Бой был ожесточенный. Хазары жестоко бились и не уступали русам. Шаг за шагом они брали верх в битве, и трупов словен становилось все больше. Теперь уже князь был вынужден сняться со стен. Степные воины скинули русов и завязали бой уже под стенами внутри города. Словене потихоньку жались спинами вглубь града. В засаде видели, как хазары взяли стены, они также видели и то, что ворота почти выломаны, еще немного – и в город ломанется все войско, но пока свои держались.

Удар за ударом наносили хазары своим тараном, и в конце концов ворота дрогнули. Сильный скрип петель – и одна часть ворот влетела внутрь. Второй удар – и только щепки отлетели от ворот. Проход был открыт. Те из хазар, что стояли в резерве, ринулись вперед, но не на конях, а пешими. Словенск был построен очень компактно, и конный там стал бы просто легкой добычей для воинов. Улыбка сверкнула на лице молодого хана. Его мысль улетела с поля битвы, он уже купался в роскоши награбленного и слушал сладкие речи об удачном походе. Все было так, как он этого хотел.

Гостомысл стоял со своими воинами почти перед воротами, когда хазары снесли их. Он сразу скомандовал отступать вглубь города. Не с боем, а именно бегом. Для хазар это означало лишь то, что словене бегут, и они, увлекаемые боем и мнимой победой, ринулись за отступающими. Словене бежали быстро, они знали, что делают. Бежавших было не больше сотни человек, а вот наступающих становилось все больше и больше. Как огромный змей, хазарское войско входило в город.

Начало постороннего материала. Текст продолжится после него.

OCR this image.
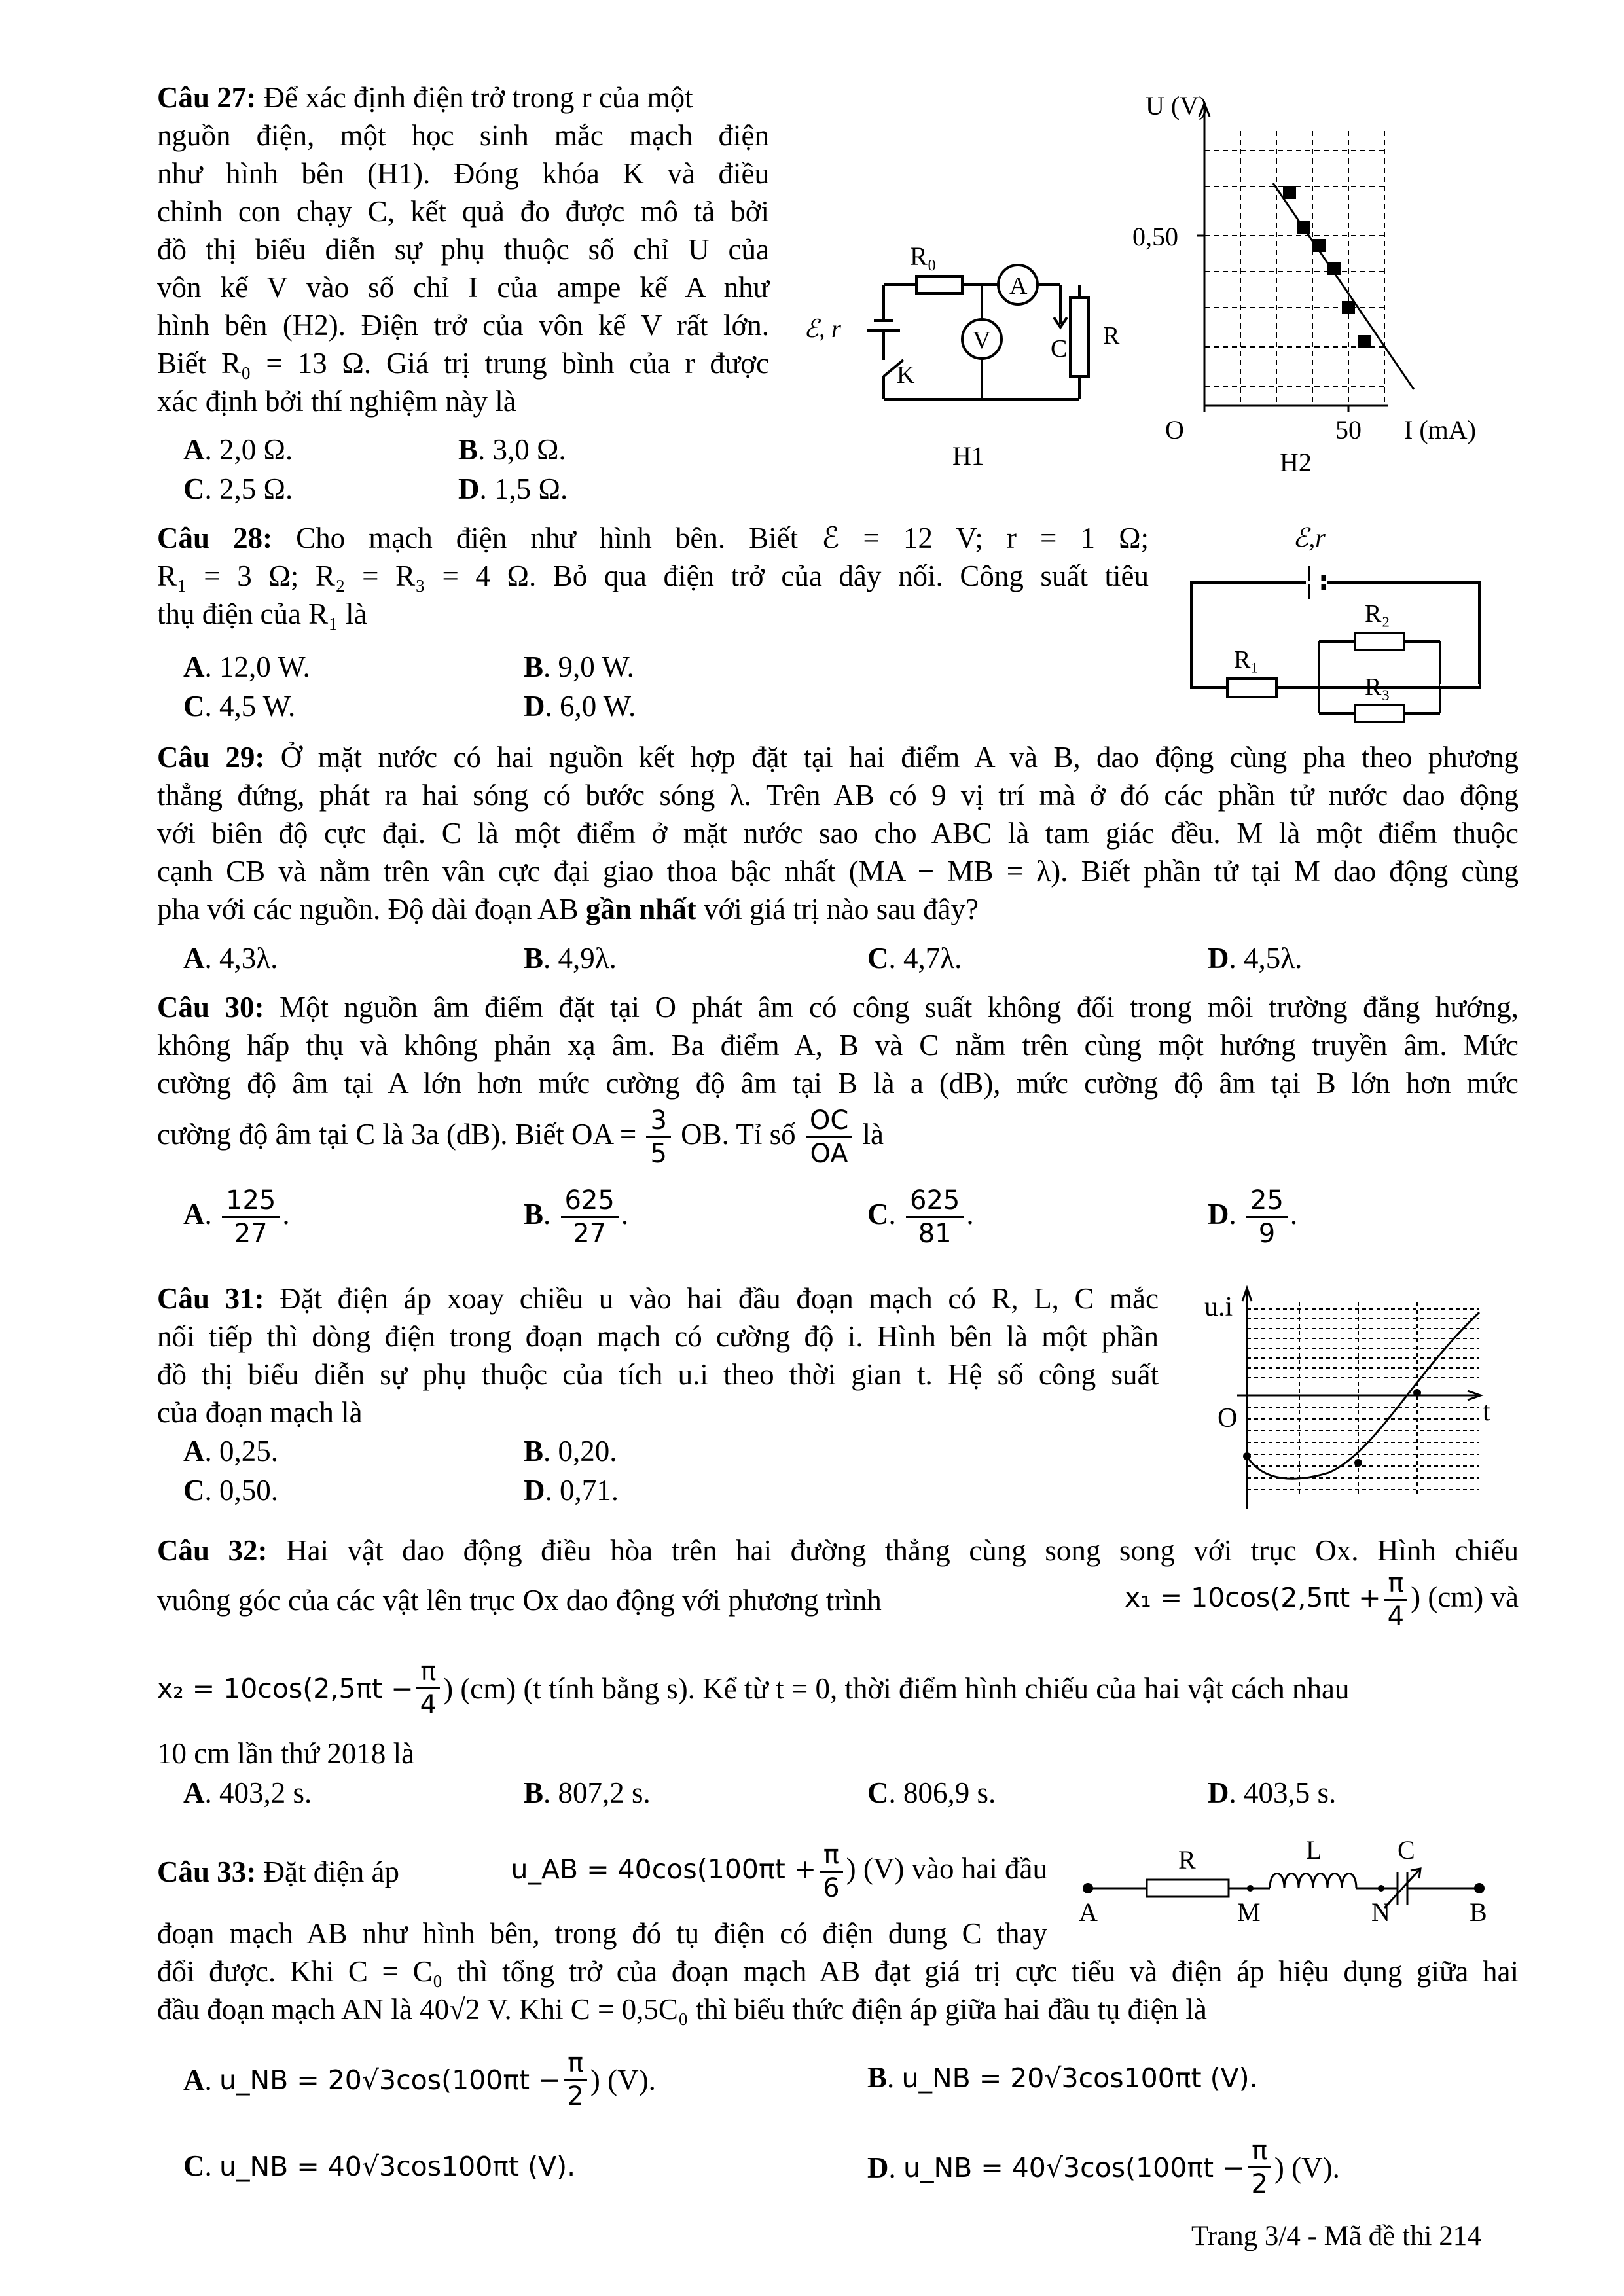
Câu 27: Để xác định điện trở trong r của một
nguồn điện, một học sinh mắc mạch điện
như hình bên (H1). Đóng khóa K và điều
chỉnh con chạy C, kết quả đo được mô tả bởi
đồ thị biểu diễn sự phụ thuộc số chỉ U của
vôn kế V vào số chỉ I của ampe kế A như
hình bên (H2). Điện trở của vôn kế V rất lớn.
Biết R₀ = 13 Ω. Giá trị trung bình của r được
xác định bởi thí nghiệm này là
A. 2,0 Ω.	B. 3,0 Ω.
C. 2,5 Ω.	D. 1,5 Ω.
R₀
A
V
ℰ, r
K
C R
H1
U (V)
0,50
O	50 I (mA)
H2
Câu 28: Cho mạch điện như hình bên. Biết ℰ = 12 V; r = 1 Ω;
R₁ = 3 Ω; R₂ = R₃ = 4 Ω. Bỏ qua điện trở của dây nối. Công suất tiêu
thụ điện của R₁ là
A. 12,0 W.	B. 9,0 W.
C. 4,5 W.	D. 6,0 W.
ℰ,r
R₁
R₂
R₃
Câu 29: Ở mặt nước có hai nguồn kết hợp đặt tại hai điểm A và B, dao động cùng pha theo phương
thẳng đứng, phát ra hai sóng có bước sóng λ. Trên AB có 9 vị trí mà ở đó các phần tử nước dao động
với biên độ cực đại. C là một điểm ở mặt nước sao cho ABC là tam giác đều. M là một điểm thuộc
cạnh CB và nằm trên vân cực đại giao thoa bậc nhất (MA − MB = λ). Biết phần tử tại M dao động cùng
pha với các nguồn. Độ dài đoạn AB gần nhất với giá trị nào sau đây?
A. 4,3λ.	B. 4,9λ.	C. 4,7λ.	D. 4,5λ.
Câu 30: Một nguồn âm điểm đặt tại O phát âm có công suất không đổi trong môi trường đẳng hướng,
không hấp thụ và không phản xạ âm. Ba điểm A, B và C nằm trên cùng một hướng truyền âm. Mức
cường độ âm tại A lớn hơn mức cường độ âm tại B là a (dB), mức cường độ âm tại B lớn hơn mức
cường độ âm tại C là 3a (dB). Biết OA = $\frac{3}{5}$ OB. Tỉ số $\frac{OC}{OA}$ là
A. $\frac{125}{27}$ .	B. $\frac{625}{27}$ .	C. $\frac{625}{81}$ .	D. $\frac{25}{9}$ .
Câu 31: Đặt điện áp xoay chiều u vào hai đầu đoạn mạch có R, L, C mắc
nối tiếp thì dòng điện trong đoạn mạch có cường độ i. Hình bên là một phần
đồ thị biểu diễn sự phụ thuộc của tích u.i theo thời gian t. Hệ số công suất
của đoạn mạch là
A. 0,25.	B. 0,20.
C. 0,50.	D. 0,71.
u.i
O	t
Câu 32: Hai vật dao động điều hòa trên hai đường thẳng cùng song song với trục Ox. Hình chiếu
vuông góc của các vật lên trục Ox dao động với phương trình	$x_1 = 10\cos(2,5\pi t + \frac{\pi}{4}$ ) (cm) và
$x_2 = 10\cos(2,5\pi t - \frac{\pi}{4}$ ) (cm) (t tính bằng s). Kể từ t = 0, thời điểm hình chiếu của hai vật cách nhau
10 cm lần thứ 2018 là
A. 403,2 s.	B. 807,2 s.	C. 806,9 s.	D. 403,5 s.
Câu 33: Đặt điện áp	u_AB = $40\cos(100\pi t + \frac{\pi}{6}$ ) (V) vào hai đầu
đoạn mạch AB như hình bên, trong đó tụ điện có điện dung C thay
đổi được. Khi C = C₀ thì tổng trở của đoạn mạch AB đạt giá trị cực tiểu và điện áp hiệu dụng giữa hai
đầu đoạn mạch AN là 40√2 V. Khi C = 0,5C₀ thì biểu thức điện áp giữa hai đầu tụ điện là
R	L	C
A	M	N	B
A . u_NB = $20√3\cos(100\pi t - \frac{\pi}{2}$ ) (V).	B. u_NB = 20√3cos100πt (V).
C. u_NB = 40√3cos100πt (V).	D . u_NB = $40√3\cos(100\pi t - \frac{\pi}{2}$ ) (V).
Trang 3/4 - Mã đề thi 214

Когда пробежали две с небольшим сотни метров, перед словенской дружиной открылась изгородь из остро наточенных кольев. Середина перед ними резко раскрылась и проглотила отступающих воинов. Хазары отставали шагов на пятнадцать. За то время, пока они прошли это расстояние, брешь успела закрыться, и по наступающим был выпущен хороший залп стрел. Такая масса уже не смогла замедлить и тем более остановить ход, и войско кочевников на всем ходу налетело на острые колья заграждения. Первые погибли сразу же, шедшие следом тоже, потом началась ужасная давка.

Оказалось, что на стенах билось далеко не все войско русов. На бойницах сражалось гораздо меньше людей, чем было на самом деле. Этот замысел был придуман самим князем и приведен в исполнение. Ради этого пришлось пожертвовать жизнями тех, кто сражался малым количеством на стенах, но свои жизни они отдали за большую плату. Теперь же началась настоящая бойня. Хазары оказались зажатыми между домами. Впереди стояло словенское войско, сзади жали свои. Было так тесно, что степняки не могли даже развернуться, а вот русы создали себе хорошую площадку для боя. С крыш били лучники, впереди стояли ратники. Им было удобно бить по абсолютно обездвиженному войску. Теперь словене мстили за тех, кто отдал свои жизни первыми, защищая стены города.

Молодой хан еще не мог знать, что его войско попало в ловушку и теперь могло все погибнуть. Он думал, что на улицах идет обычный бой и что хазары сметают последнее сопротивление русов. Но его легкие мысли прервал звук рога. Рядом стоявшие подчиненные вскочили в седла. На горизонте никого не было, но звук доносился из чащи леса, который был за спинами степного войска. Тимур отдал быстрое приказание перегруппироваться. Те конные, что остались в своих седлах, выстроились, чтобы грудью встретить врага. Хан отошел за спины своих воинов и остался в ожидании.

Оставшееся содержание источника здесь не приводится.